Das gibt mir den Rest.

Aron Pour Nikfardjam

by Aron Pour Nikfardjam

Story

Ich wache vom Knall zugeschlagener Türen auf. Die Feuertüren, vor einiger Zeit neu in das Wohnheim eingebaut, scheinen ganz allein dafür da zu sein einen möglichst großen Krach beim Schließen zu veranstalten. Seit sie dort sind, ist es unmöglich meinen Flur zu betreten, ohne jeden Bewohner aus dem Schlaf zu reißen.

Im Gegensatz zu den Anderen weigere ich mich Ohrstöpsel zu tragen, ich hasse deren Gefühl in meinen Ohren. Vielleicht ist es aber auch nur eine Art unterbewusster Selbsthass, weiß doch der Fuchs was in meinem Unterbewusstsein so alles herumgeistert. Irgendwo dreht sich Freud im Grabe um.
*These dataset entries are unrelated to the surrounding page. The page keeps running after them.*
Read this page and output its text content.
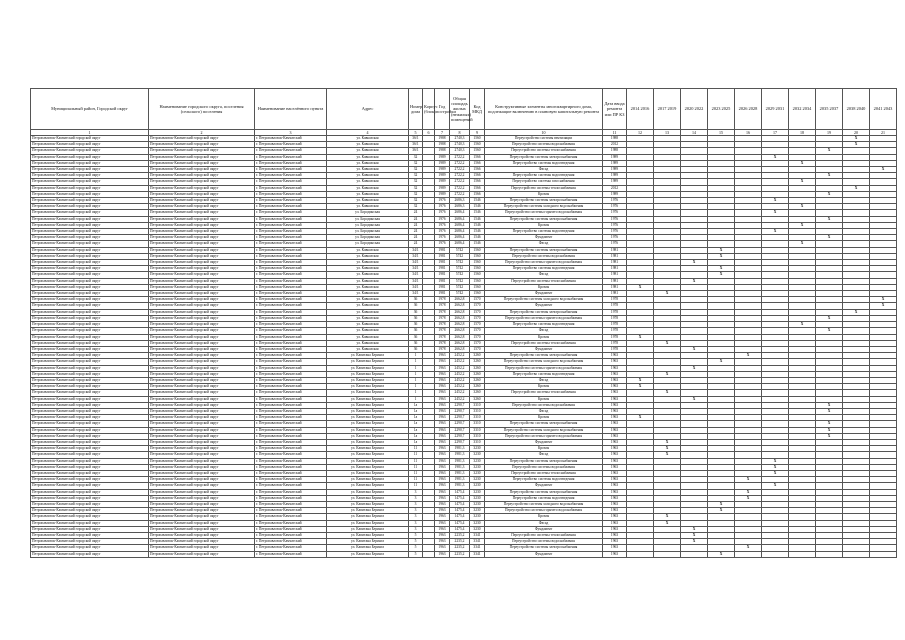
Муниципальный район, Городской округ	Наименование городского округа, поселения (сельского) поселения	Наименование населённого пункта	Адрес	Номер дома	Корпус (блок)	Год постройки	Общая площадь жилых (нежилых) помещений	Код МКД	Конструктивные элементы многоквартирного дома, подлежащие включению в плановую капитальную ремонта	Дата ввода ремонта или ПР КЗ	2014 2016	2017 2019	2020 2022	2023 2025	2026 2028	2029 2031	2032 2034	2035 2037	2038 2040	2041 2043
1	2	3	4	5	6	7	8	9	10	11	12	13	14	15	16	17	18	19	20	21
Петропавловск-Камчатский городской округ	Петропавловск-Камчатский городской округ	г. Петропавловск-Камчатский	ул. Кавказская	36/1		1988	2740,3	1560	Переустройство системы вентиляции	1988									X	
Петропавловск-Камчатский городской округ	Петропавловск-Камчатский городской округ	г. Петропавловск-Камчатский	ул. Кавказская	36/1		1988	2740,3	1560	Переустройство системы водоснабжения	2012									X	
Петропавловск-Камчатский городской округ	Петропавловск-Камчатский городской округ	г. Петропавловск-Камчатский	ул. Кавказская	36/1		1988	2740,3	1560	Переустройство системы теплоснабжения	1988								X		
Петропавловск-Камчатский городской округ	Петропавловск-Камчатский городской округ	г. Петропавловск-Камчатский	ул. Кавказская	32		1989	2722,2	1566	Переустройство системы электроснабжения	1989						X				
Петропавловск-Камчатский городской округ	Петропавловск-Камчатский городской округ	г. Петропавловск-Камчатский	ул. Кавказская	32		1989	2722,2	1566	Переустройство системы водоотведения	1989							X			
Петропавловск-Камчатский городской округ	Петропавловск-Камчатский городской округ	г. Петропавловск-Камчатский	ул. Кавказская	32		1989	2722,2	1566	Фасад	1989										X
Петропавловск-Камчатский городской округ	Петропавловск-Камчатский городской округ	г. Петропавловск-Камчатский	ул. Кавказская	32		1989	2722,2	1566	Переустройство системы водоотведения	1989								X		
Петропавловск-Камчатский городской округ	Петропавловск-Камчатский городской округ	г. Петропавловск-Камчатский	ул. Кавказская	32		1989	2722,2	1566	Переустройство системы газоснабжения	1989							X			
Петропавловск-Камчатский городской округ	Петропавловск-Камчатский городской округ	г. Петропавловск-Камчатский	ул. Кавказская	32		1989	2722,2	1566	Переустройство системы теплоснабжения	2012									X	
Петропавловск-Камчатский городской округ	Петропавловск-Камчатский городской округ	г. Петропавловск-Камчатский	ул. Кавказская	32		1989	2722,2	1566	Кровля	1989								X		
Петропавловск-Камчатский городской округ	Петропавловск-Камчатский городской округ	г. Петропавловск-Камчатский	ул. Кавказская	32		1976	2686,3	1546	Переустройство системы электроснабжения	1976						X				
Петропавловск-Камчатский городской округ	Петропавловск-Камчатский городской округ	г. Петропавловск-Камчатский	ул. Кавказская	32		1976	2686,3	1546	Переустройство системы холодного водоснабжения	1976							X			
Петропавловск-Камчатский городской округ	Петропавловск-Камчатский городской округ	г. Петропавловск-Камчатский	ул. Бородинская	24		1976	2686,4	1546	Переустройство системы горячего водоснабжения	1976						X				
Петропавловск-Камчатский городской округ	Петропавловск-Камчатский городской округ	г. Петропавловск-Камчатский	ул. Бородинская	24		1976	2686,4	1546	Переустройство системы электроснабжения	1976								X		
Петропавловск-Камчатский городской округ	Петропавловск-Камчатский городской округ	г. Петропавловск-Камчатский	ул. Бородинская	24		1976	2686,4	1546	Кровля	1976							X			
Петропавловск-Камчатский городской округ	Петропавловск-Камчатский городской округ	г. Петропавловск-Камчатский	ул. Бородинская	24		1976	2686,4	1546	Переустройство системы водоотведения	1976						X				
Петропавловск-Камчатский городской округ	Петропавловск-Камчатский городской округ	г. Петропавловск-Камчатский	ул. Бородинская	24		1976	2686,4	1546	Фундамент	1976								X		
Петропавловск-Камчатский городской округ	Петропавловск-Камчатский городской округ	г. Петропавловск-Камчатский	ул. Бородинская	24		1976	2686,4	1546	Фасад	1976							X			
Петропавловск-Камчатский городской округ	Петропавловск-Камчатский городской округ	г. Петропавловск-Камчатский	ул. Кавказская	34/1		1981	5742	1560	Переустройство системы электроснабжения	1981				X						
Петропавловск-Камчатский городской округ	Петропавловск-Камчатский городской округ	г. Петропавловск-Камчатский	ул. Кавказская	34/1		1981	5742	1560	Переустройство системы водоснабжения	1981				X						
Петропавловск-Камчатский городской округ	Петропавловск-Камчатский городской округ	г. Петропавловск-Камчатский	ул. Кавказская	34/1		1981	5742	1560	Переустройство системы горячего водоснабжения	1981			X							
Петропавловск-Камчатский городской округ	Петропавловск-Камчатский городской округ	г. Петропавловск-Камчатский	ул. Кавказская	34/1		1981	5742	1560	Переустройство системы водоотведения	1981				X						
Петропавловск-Камчатский городской округ	Петропавловск-Камчатский городской округ	г. Петропавловск-Камчатский	ул. Кавказская	34/1		1981	5742	1560	Фасад	1981				X						
Петропавловск-Камчатский городской округ	Петропавловск-Камчатский городской округ	г. Петропавловск-Камчатский	ул. Кавказская	34/1		1981	5742	1560	Переустройство системы теплоснабжения	1981			X							
Петропавловск-Камчатский городской округ	Петропавловск-Камчатский городской округ	г. Петропавловск-Камчатский	ул. Кавказская	34/1		1981	5742	1560	Кровля	1981	X									
Петропавловск-Камчатский городской округ	Петропавловск-Камчатский городской округ	г. Петропавловск-Камчатский	ул. Кавказская	34/1		1981	5742	1560	Фундамент	1981		X								
Петропавловск-Камчатский городской округ	Петропавловск-Камчатский городской округ	г. Петропавловск-Камчатский	ул. Кавказская	36		1978	2662,8	1570	Переустройство системы холодного водоснабжения	1978										X
Петропавловск-Камчатский городской округ	Петропавловск-Камчатский городской округ	г. Петропавловск-Камчатский	ул. Кавказская	36		1978	2662,8	1570	Фундамент	1978										X
Петропавловск-Камчатский городской округ	Петропавловск-Камчатский городской округ	г. Петропавловск-Камчатский	ул. Кавказская	36		1978	2662,8	1570	Переустройство системы электроснабжения	1978									X	
Петропавловск-Камчатский городской округ	Петропавловск-Камчатский городской округ	г. Петропавловск-Камчатский	ул. Кавказская	36		1978	2662,8	1570	Переустройство системы горячего водоснабжения	1978								X		
Петропавловск-Камчатский городской округ	Петропавловск-Камчатский городской округ	г. Петропавловск-Камчатский	ул. Кавказская	36		1978	2662,8	1570	Переустройство системы водоотведения	1978							X			
Петропавловск-Камчатский городской округ	Петропавловск-Камчатский городской округ	г. Петропавловск-Камчатский	ул. Кавказская	36		1978	2662,8	1570	Фасад	1978								X		
Петропавловск-Камчатский городской округ	Петропавловск-Камчатский городской округ	г. Петропавловск-Камчатский	ул. Кавказская	36		1978	2662,8	1570	Кровля	1978	X									
Петропавловск-Камчатский городской округ	Петропавловск-Камчатский городской округ	г. Петропавловск-Камчатский	ул. Кавказская	36		1978	2662,8	1570	Переустройство системы теплоснабжения	1978		X								
Петропавловск-Камчатский городской округ	Петропавловск-Камчатский городской округ	г. Петропавловск-Камчатский	ул. Кавказская	36		1978	2662,8	1570	Фундамент	1978			X							
Петропавловск-Камчатский городской округ	Петропавловск-Камчатский городской округ	г. Петропавловск-Камчатский	ул. Капитана Беринга	1		1963	2452,2	3260	Переустройство системы электроснабжения	1963					X					
Петропавловск-Камчатский городской округ	Петропавловск-Камчатский городской округ	г. Петропавловск-Камчатский	ул. Капитана Беринга	1		1963	2452,2	3260	Переустройство системы холодного водоснабжения	1963				X						
Петропавловск-Камчатский городской округ	Петропавловск-Камчатский городской округ	г. Петропавловск-Камчатский	ул. Капитана Беринга	1		1963	2452,2	3260	Переустройство системы горячего водоснабжения	1963			X							
Петропавловск-Камчатский городской округ	Петропавловск-Камчатский городской округ	г. Петропавловск-Камчатский	ул. Капитана Беринга	1		1963	2452,2	3260	Переустройство системы водоотведения	1963		X								
Петропавловск-Камчатский городской округ	Петропавловск-Камчатский городской округ	г. Петропавловск-Камчатский	ул. Капитана Беринга	1		1963	2452,2	3260	Фасад	1963	X									
Петропавловск-Камчатский городской округ	Петропавловск-Камчатский городской округ	г. Петропавловск-Камчатский	ул. Капитана Беринга	1		1963	2452,2	3260	Кровля	1963	X									
Петропавловск-Камчатский городской округ	Петропавловск-Камчатский городской округ	г. Петропавловск-Камчатский	ул. Капитана Беринга	1		1963	2452,2	3260	Переустройство системы теплоснабжения	1963		X								
Петропавловск-Камчатский городской округ	Петропавловск-Камчатский городской округ	г. Петропавловск-Камчатский	ул. Капитана Беринга	1		1963	2452,2	3260	Кровля	1963			X							
Петропавловск-Камчатский городской округ	Петропавловск-Камчатский городской округ	г. Петропавловск-Камчатский	ул. Капитана Беринга	1а		1963	2290,7	3310	Переустройство системы водоснабжения	1963								X		
Петропавловск-Камчатский городской округ	Петропавловск-Камчатский городской округ	г. Петропавловск-Камчатский	ул. Капитана Беринга	1а		1963	2290,7	3310	Фасад	1963								X		
Петропавловск-Камчатский городской округ	Петропавловск-Камчатский городской округ	г. Петропавловск-Камчатский	ул. Капитана Беринга	1а		1963	2290,7	3310	Кровля	1963	X									
Петропавловск-Камчатский городской округ	Петропавловск-Камчатский городской округ	г. Петропавловск-Камчатский	ул. Капитана Беринга	1а		1963	2290,7	3310	Переустройство системы электроснабжения	1963								X		
Петропавловск-Камчатский городской округ	Петропавловск-Камчатский городской округ	г. Петропавловск-Камчатский	ул. Капитана Беринга	1а		1963	2290,7	3310	Переустройство системы холодного водоснабжения	1963								X		
Петропавловск-Камчатский городской округ	Петропавловск-Камчатский городской округ	г. Петропавловск-Камчатский	ул. Капитана Беринга	1а		1963	2290,7	3310	Переустройство системы горячего водоснабжения	1963								X		
Петропавловск-Камчатский городской округ	Петропавловск-Камчатский городской округ	г. Петропавловск-Камчатский	ул. Капитана Беринга	1а		1963	2290,7	3310	Фундамент	1963		X								
Петропавловск-Камчатский городской округ	Петропавловск-Камчатский городской округ	г. Петропавловск-Камчатский	ул. Капитана Беринга	11		1963	1981,3	3230	Кровля	1963		X								
Петропавловск-Камчатский городской округ	Петропавловск-Камчатский городской округ	г. Петропавловск-Камчатский	ул. Капитана Беринга	11		1963	1981,3	3230	Фасад	1963		X								
Петропавловск-Камчатский городской округ	Петропавловск-Камчатский городской округ	г. Петропавловск-Камчатский	ул. Капитана Беринга	11		1963	1981,3	3230	Переустройство системы электроснабжения	1963						X				
Петропавловск-Камчатский городской округ	Петропавловск-Камчатский городской округ	г. Петропавловск-Камчатский	ул. Капитана Беринга	11		1963	1981,3	3230	Переустройство системы водоснабжения	1963						X				
Петропавловск-Камчатский городской округ	Петропавловск-Камчатский городской округ	г. Петропавловск-Камчатский	ул. Капитана Беринга	11		1963	1981,3	3230	Переустройство системы теплоснабжения	1963						X				
Петропавловск-Камчатский городской округ	Петропавловск-Камчатский городской округ	г. Петропавловск-Камчатский	ул. Капитана Беринга	11		1963	1981,3	3230	Переустройство системы водоотведения	1963					X					
Петропавловск-Камчатский городской округ	Петропавловск-Камчатский городской округ	г. Петропавловск-Камчатский	ул. Капитана Беринга	11		1963	1981,3	3230	Фундамент	1963						X				
Петропавловск-Камчатский городской округ	Петропавловск-Камчатский городской округ	г. Петропавловск-Камчатский	ул. Капитана Беринга	3		1963	1475,4	3230	Переустройство системы электроснабжения	1963					X					
Петропавловск-Камчатский городской округ	Петропавловск-Камчатский городской округ	г. Петропавловск-Камчатский	ул. Капитана Беринга	3		1963	1475,4	3230	Переустройство системы водоотведения	1963					X					
Петропавловск-Камчатский городской округ	Петропавловск-Камчатский городской округ	г. Петропавловск-Камчатский	ул. Капитана Беринга	3		1963	1475,4	3230	Переустройство системы холодного водоснабжения	1963				X						
Петропавловск-Камчатский городской округ	Петропавловск-Камчатский городской округ	г. Петропавловск-Камчатский	ул. Капитана Беринга	3		1963	1475,4	3230	Переустройство системы горячего водоснабжения	1963				X						
Петропавловск-Камчатский городской округ	Петропавловск-Камчатский городской округ	г. Петропавловск-Камчатский	ул. Капитана Беринга	3		1963	1475,4	3230	Кровля	1963		X								
Петропавловск-Камчатский городской округ	Петропавловск-Камчатский городской округ	г. Петропавловск-Камчатский	ул. Капитана Беринга	3		1963	1475,4	3230	Фасад	1963		X								
Петропавловск-Камчатский городской округ	Петропавловск-Камчатский городской округ	г. Петропавловск-Камчатский	ул. Капитана Беринга	3		1963	1475,4	3230	Фундамент	1963			X							
Петропавловск-Камчатский городской округ	Петропавловск-Камчатский городской округ	г. Петропавловск-Камчатский	ул. Капитана Беринга	5		1963	2235,2	3341	Переустройство системы теплоснабжения	1963			X							
Петропавловск-Камчатский городской округ	Петропавловск-Камчатский городской округ	г. Петропавловск-Камчатский	ул. Капитана Беринга	5		1963	2235,2	3341	Переустройство системы водоснабжения	1963			X							
Петропавловск-Камчатский городской округ	Петропавловск-Камчатский городской округ	г. Петропавловск-Камчатский	ул. Капитана Беринга	5		1963	2235,2	3341	Переустройство системы электроснабжения	1963					X					
Петропавловск-Камчатский городской округ	Петропавловск-Камчатский городской округ	г. Петропавловск-Камчатский	ул. Капитана Беринга	5		1963	2235,2	3341	Фундамент	1963				X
Die Gemeinschaftsküche stinkt immer noch nach Rauch. Jemand hatte seine Spaghetti auf dem Herd vergessen. Als dann irgendwann in der Nacht der Rauchmelder losbrüllte, stand der ganze Stolz Italiens auch schon in Flammen.

Ich ziehe mich mit meinem Frühstück in mein Zimmer zurück. In der Küche stinkt es mir zu sehr, noch dazu ist es dort dreckig.

An meiner Wand hängen Blätter mit Schriftstücken von mir. Eigentlich sollen sie mich motivieren. Aber heute schaue ich nur lethargisch kauend an ihnen vorbei wie ein Kamel in der Wüste. Ich beneide dieses alternative Ich.

In der Wüste gibt es keine Wohnheime. Keine brennenden Spaghetti. Keine schlagenden Türen. Nur endlosen Sand und völlige Stille.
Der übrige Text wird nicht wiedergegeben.